Where the fuck is Rob at, he hasnt answered his phone in like 2 weeks.
Dude Rob died 2 weeks ago wtf?
Holy shit r u serious? How?
Just kidding, but im pretty sure he boned your gf and doesnt want to talk to you.
is it weird that i feel like i won the break up because my status change got two comments and his got zero?
I'm stoned in an empty parking lot listening to dave matthews while looking for a lighter.... I feel like I sent this 7 years ago.
I owe her a pancake or a second hand orgasm
I just saw a guy in a sombrero and holding an inflated blow-up doll in all her "glory" get escorted out of the mall. I hate Marley.
This guy keeps going off in the metal detector. When is it appropriate for me to punch him in the throat just in case?
Well I can't go home with anyone tonight bc I stuffed my bra
In my dream, you became a famous tap-dancer.

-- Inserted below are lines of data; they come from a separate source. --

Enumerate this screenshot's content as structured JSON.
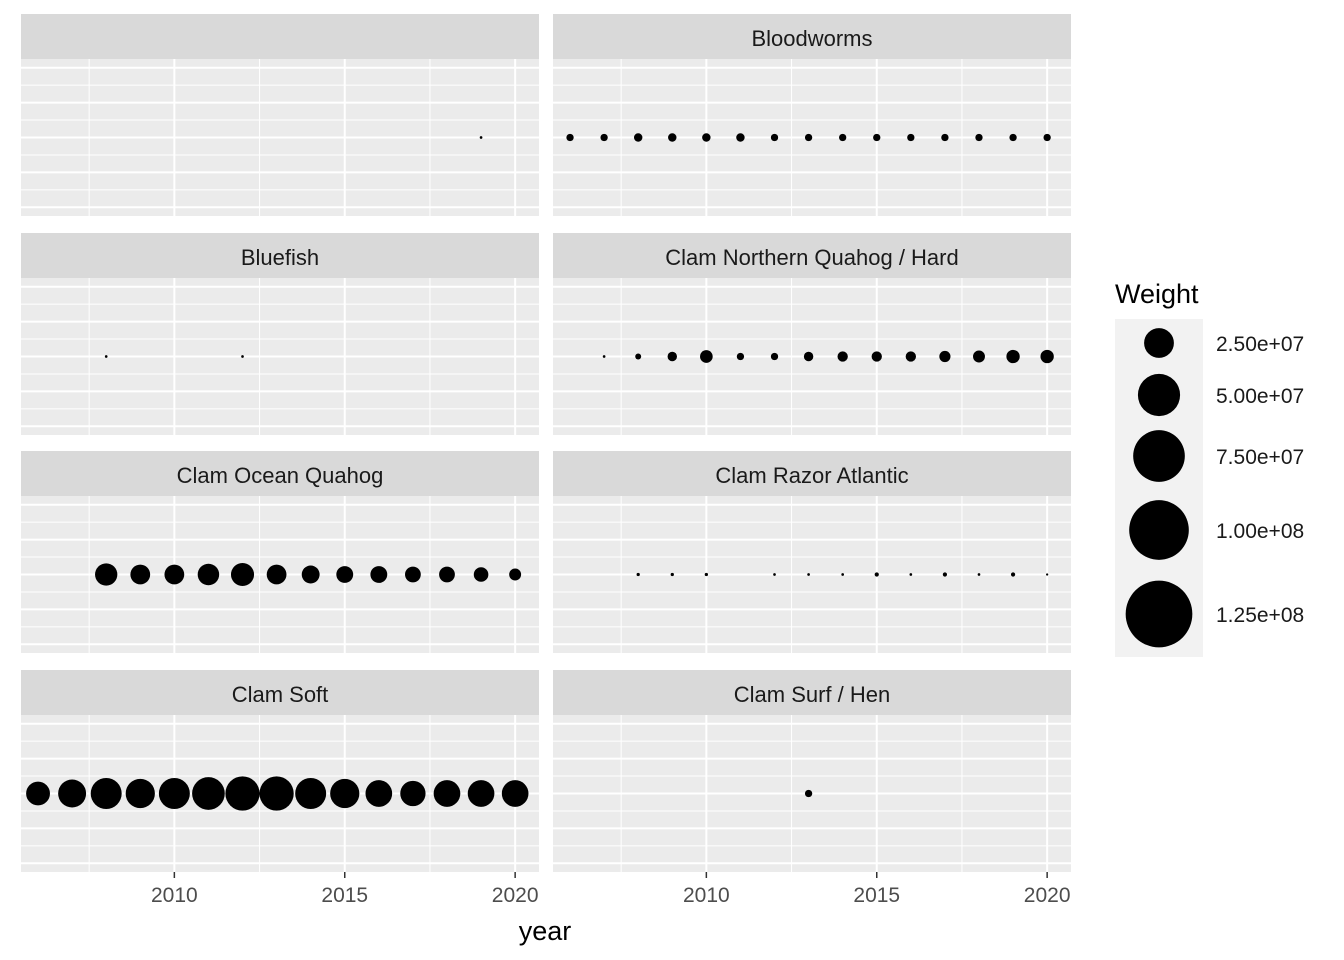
{
  "chart_data": {
    "type": "scatter",
    "subtype": "faceted-bubble",
    "x_axis": {
      "label": "year",
      "range": [
        2005.5,
        2020.7
      ],
      "ticks": [
        2010,
        2015,
        2020
      ],
      "tick_labels": [
        "2010",
        "2015",
        "2020"
      ],
      "minor_ticks": [
        2007.5,
        2012.5,
        2017.5
      ]
    },
    "y_axis": {
      "range": [
        0,
        2
      ]
    },
    "grid": true,
    "facet_columns": 2,
    "size_scale": {
      "max_value": 130000000
    },
    "legend": {
      "title": "Weight",
      "position": "right",
      "labels": [
        "2.50e+07",
        "5.00e+07",
        "7.50e+07",
        "1.00e+08",
        "1.25e+08"
      ],
      "values": [
        25000000,
        50000000,
        75000000,
        100000000,
        125000000
      ]
    },
    "facets": [
      {
        "name": "",
        "points": [
          {
            "x": 2019,
            "y": 1,
            "weight": 200000
          }
        ]
      },
      {
        "name": "Bloodworms",
        "points": [
          {
            "x": 2006,
            "y": 1,
            "weight": 1500000
          },
          {
            "x": 2007,
            "y": 1,
            "weight": 1500000
          },
          {
            "x": 2008,
            "y": 1,
            "weight": 2000000
          },
          {
            "x": 2009,
            "y": 1,
            "weight": 2000000
          },
          {
            "x": 2010,
            "y": 1,
            "weight": 2000000
          },
          {
            "x": 2011,
            "y": 1,
            "weight": 2000000
          },
          {
            "x": 2012,
            "y": 1,
            "weight": 1500000
          },
          {
            "x": 2013,
            "y": 1,
            "weight": 1500000
          },
          {
            "x": 2014,
            "y": 1,
            "weight": 1500000
          },
          {
            "x": 2015,
            "y": 1,
            "weight": 1500000
          },
          {
            "x": 2016,
            "y": 1,
            "weight": 1500000
          },
          {
            "x": 2017,
            "y": 1,
            "weight": 1500000
          },
          {
            "x": 2018,
            "y": 1,
            "weight": 1500000
          },
          {
            "x": 2019,
            "y": 1,
            "weight": 1500000
          },
          {
            "x": 2020,
            "y": 1,
            "weight": 1500000
          }
        ]
      },
      {
        "name": "Bluefish",
        "points": [
          {
            "x": 2008,
            "y": 1,
            "weight": 200000
          },
          {
            "x": 2012,
            "y": 1,
            "weight": 200000
          }
        ]
      },
      {
        "name": "Clam Northern Quahog / Hard",
        "points": [
          {
            "x": 2007,
            "y": 1,
            "weight": 200000
          },
          {
            "x": 2008,
            "y": 1,
            "weight": 1000000
          },
          {
            "x": 2009,
            "y": 1,
            "weight": 2500000
          },
          {
            "x": 2010,
            "y": 1,
            "weight": 4500000
          },
          {
            "x": 2011,
            "y": 1,
            "weight": 1500000
          },
          {
            "x": 2012,
            "y": 1,
            "weight": 1500000
          },
          {
            "x": 2013,
            "y": 1,
            "weight": 2500000
          },
          {
            "x": 2014,
            "y": 1,
            "weight": 3000000
          },
          {
            "x": 2015,
            "y": 1,
            "weight": 3000000
          },
          {
            "x": 2016,
            "y": 1,
            "weight": 3000000
          },
          {
            "x": 2017,
            "y": 1,
            "weight": 3500000
          },
          {
            "x": 2018,
            "y": 1,
            "weight": 4000000
          },
          {
            "x": 2019,
            "y": 1,
            "weight": 5000000
          },
          {
            "x": 2020,
            "y": 1,
            "weight": 5000000
          }
        ]
      },
      {
        "name": "Clam Ocean Quahog",
        "points": [
          {
            "x": 2008,
            "y": 1,
            "weight": 14000000
          },
          {
            "x": 2009,
            "y": 1,
            "weight": 11000000
          },
          {
            "x": 2010,
            "y": 1,
            "weight": 11000000
          },
          {
            "x": 2011,
            "y": 1,
            "weight": 13000000
          },
          {
            "x": 2012,
            "y": 1,
            "weight": 15000000
          },
          {
            "x": 2013,
            "y": 1,
            "weight": 11000000
          },
          {
            "x": 2014,
            "y": 1,
            "weight": 9000000
          },
          {
            "x": 2015,
            "y": 1,
            "weight": 8000000
          },
          {
            "x": 2016,
            "y": 1,
            "weight": 8000000
          },
          {
            "x": 2017,
            "y": 1,
            "weight": 7000000
          },
          {
            "x": 2018,
            "y": 1,
            "weight": 7000000
          },
          {
            "x": 2019,
            "y": 1,
            "weight": 6000000
          },
          {
            "x": 2020,
            "y": 1,
            "weight": 4000000
          }
        ]
      },
      {
        "name": "Clam Razor Atlantic",
        "points": [
          {
            "x": 2008,
            "y": 1,
            "weight": 300000
          },
          {
            "x": 2009,
            "y": 1,
            "weight": 300000
          },
          {
            "x": 2010,
            "y": 1,
            "weight": 300000
          },
          {
            "x": 2012,
            "y": 1,
            "weight": 200000
          },
          {
            "x": 2013,
            "y": 1,
            "weight": 200000
          },
          {
            "x": 2014,
            "y": 1,
            "weight": 200000
          },
          {
            "x": 2015,
            "y": 1,
            "weight": 500000
          },
          {
            "x": 2016,
            "y": 1,
            "weight": 200000
          },
          {
            "x": 2017,
            "y": 1,
            "weight": 500000
          },
          {
            "x": 2018,
            "y": 1,
            "weight": 200000
          },
          {
            "x": 2019,
            "y": 1,
            "weight": 500000
          },
          {
            "x": 2020,
            "y": 1,
            "weight": 150000
          }
        ]
      },
      {
        "name": "Clam Soft",
        "points": [
          {
            "x": 2006,
            "y": 1,
            "weight": 16000000
          },
          {
            "x": 2007,
            "y": 1,
            "weight": 22000000
          },
          {
            "x": 2008,
            "y": 1,
            "weight": 27000000
          },
          {
            "x": 2009,
            "y": 1,
            "weight": 24000000
          },
          {
            "x": 2010,
            "y": 1,
            "weight": 27000000
          },
          {
            "x": 2011,
            "y": 1,
            "weight": 30000000
          },
          {
            "x": 2012,
            "y": 1,
            "weight": 33000000
          },
          {
            "x": 2013,
            "y": 1,
            "weight": 33000000
          },
          {
            "x": 2014,
            "y": 1,
            "weight": 27000000
          },
          {
            "x": 2015,
            "y": 1,
            "weight": 24000000
          },
          {
            "x": 2016,
            "y": 1,
            "weight": 20000000
          },
          {
            "x": 2017,
            "y": 1,
            "weight": 18000000
          },
          {
            "x": 2018,
            "y": 1,
            "weight": 20000000
          },
          {
            "x": 2019,
            "y": 1,
            "weight": 20000000
          },
          {
            "x": 2020,
            "y": 1,
            "weight": 20000000
          }
        ]
      },
      {
        "name": "Clam Surf / Hen",
        "points": [
          {
            "x": 2013,
            "y": 1,
            "weight": 1500000
          }
        ]
      }
    ]
  }
}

Congratulations.
How bout we save the 40s for when we FINISH the project this time..
How the fuck can he download so much porn but not know how to find the Skype app?
I just told a guy I'm a cross of Kim K, Hilary Clinton and a dragon... He was still into it.
She said my mask was creepy, took it off with her teeth, and proceeded to bite my neck. I love vampires.
What does it mean when the government shuts down and your boyfriends wife wants a divorce ON YOUR BIRTHDAY?
When are you getting back?
Well google maps doesn't have an estimated time for crawling... Could be days
we were waffle house and a lady told me her imaginary friend was sitting in the chair next to her. i don't feel so trashy now.